Ein ganzer Apfel 3 Minuten - der verändert sich bestimmt nicht,, der ist auch in so kurzer Zeit nicht durchgekocht - ein Bratapfel braucht ca 45 Minuten im Backofen, bis er fertig ist. Ansonsten, es kommt auf die Sorte an. Wenn Du einen Boskop nimmst, der bleibt recht lange fest, selbst wenn Du ihn in kleine Stücke schneidest. Ist eben von Sorte zu Sorte unterschiedlich. Übrigens, Apfelmus schmeckt prima, auch ohne zusätzlichen Zucker, dafür Zimt oder echte Vanille. Und wenns nur um gekochtes Obst geht - Apfelkuchen sind lecker, Bratäpfel sind lecker, gebratene Apfelringe ...

Du kannst versuchen, den Apfel in der Mikrowelle zu garen. Je nach Größe sollte er in 2-3 Minuten durch sein. Er wird auf jeden Fall anders, als wenn du in konventionell kochst, weil die Hitze nur kurz einwirkt. Ausprobieren! Am besten legst du den Apfel dazu in ein Twist-Off Glas mit eine wenig Wasser. Du kannst es ruhig gut zuschrauben. Der (durch Lack isolierte) Deckel schlägt garantiert keine Funken. Ich koche so immer Obst ein, und es wird lange nicht so matschig wie mit der konventionellen Methode.

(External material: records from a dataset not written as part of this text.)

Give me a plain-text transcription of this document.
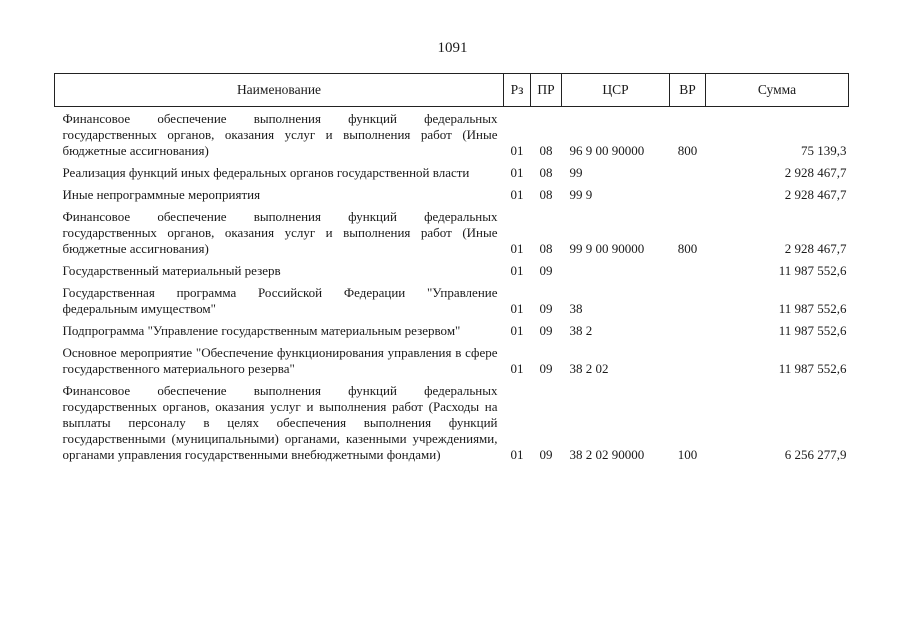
1091
Наименование	Рз	ПР	ЦСР	ВР	Сумма

Финансовое обеспечение выполнения функций федеральных государственных органов, оказания услуг и выполнения работ (Иные бюджетные ассигнования)	01	08	96 9 00 90000	800	75 139,3
Реализация функций иных федеральных органов государственной власти	01	08	99		2 928 467,7
Иные непрограммные мероприятия	01	08	99 9		2 928 467,7
Финансовое обеспечение выполнения функций федеральных государственных органов, оказания услуг и выполнения работ (Иные бюджетные ассигнования)	01	08	99 9 00 90000	800	2 928 467,7
Государственный материальный резерв	01	09			11 987 552,6
Государственная программа Российской Федерации "Управление федеральным имуществом"	01	09	38		11 987 552,6
Подпрограмма "Управление государственным материальным резервом"	01	09	38 2		11 987 552,6
Основное мероприятие "Обеспечение функционирования управления в сфере государственного материального резерва"	01	09	38 2 02		11 987 552,6
Финансовое обеспечение выполнения функций федеральных государственных органов, оказания услуг и выполнения работ (Расходы на выплаты персоналу в целях обеспечения выполнения функций государственными (муниципальными) органами, казенными учреждениями, органами управления государственными внебюджетными фондами)	01	09	38 2 02 90000	100	6 256 277,9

Ja, das kann ich schon verstehen, dass es doof ist, einen Apfel nur verarbeitet essen zu können. Nach 3 Minuten ist nur die äußere Schicht des Apfels gar. Kann sein, dass das für dich dann schon eßbar ist, aber sicher wäre ich da nicht. Probiere es mit einem kleinen Stück.

Vielleicht kannst du mal die Sorte Santana suchen und versuchen, denn die Allergie auf Äpfel ist erklärbar:

http://www.berlin1.de/essen-und-trinken/berlin-geniessen/article82270/Die-Berliner-Obst-Kuratorin.html

Schätzungsweise isst jeder Deutsche pro Jahr 30 Kilogramm Äpfel. Es könnten noch mehr sein. Doch ungefähr zwei Millionen Menschen in Deutschland reagieren beim Biss in einen Apfel allergisch. Schuld daran ist in vielen Fällen der Mangel an Polyphenolen in modernen Züchtungen. Diese Stoffe haben zwei Eigenschaften: Sie schalten die natürlichen Apfelallergene aus und sorgen dafür, dass Äpfel nach dem Anschneiden braun werden.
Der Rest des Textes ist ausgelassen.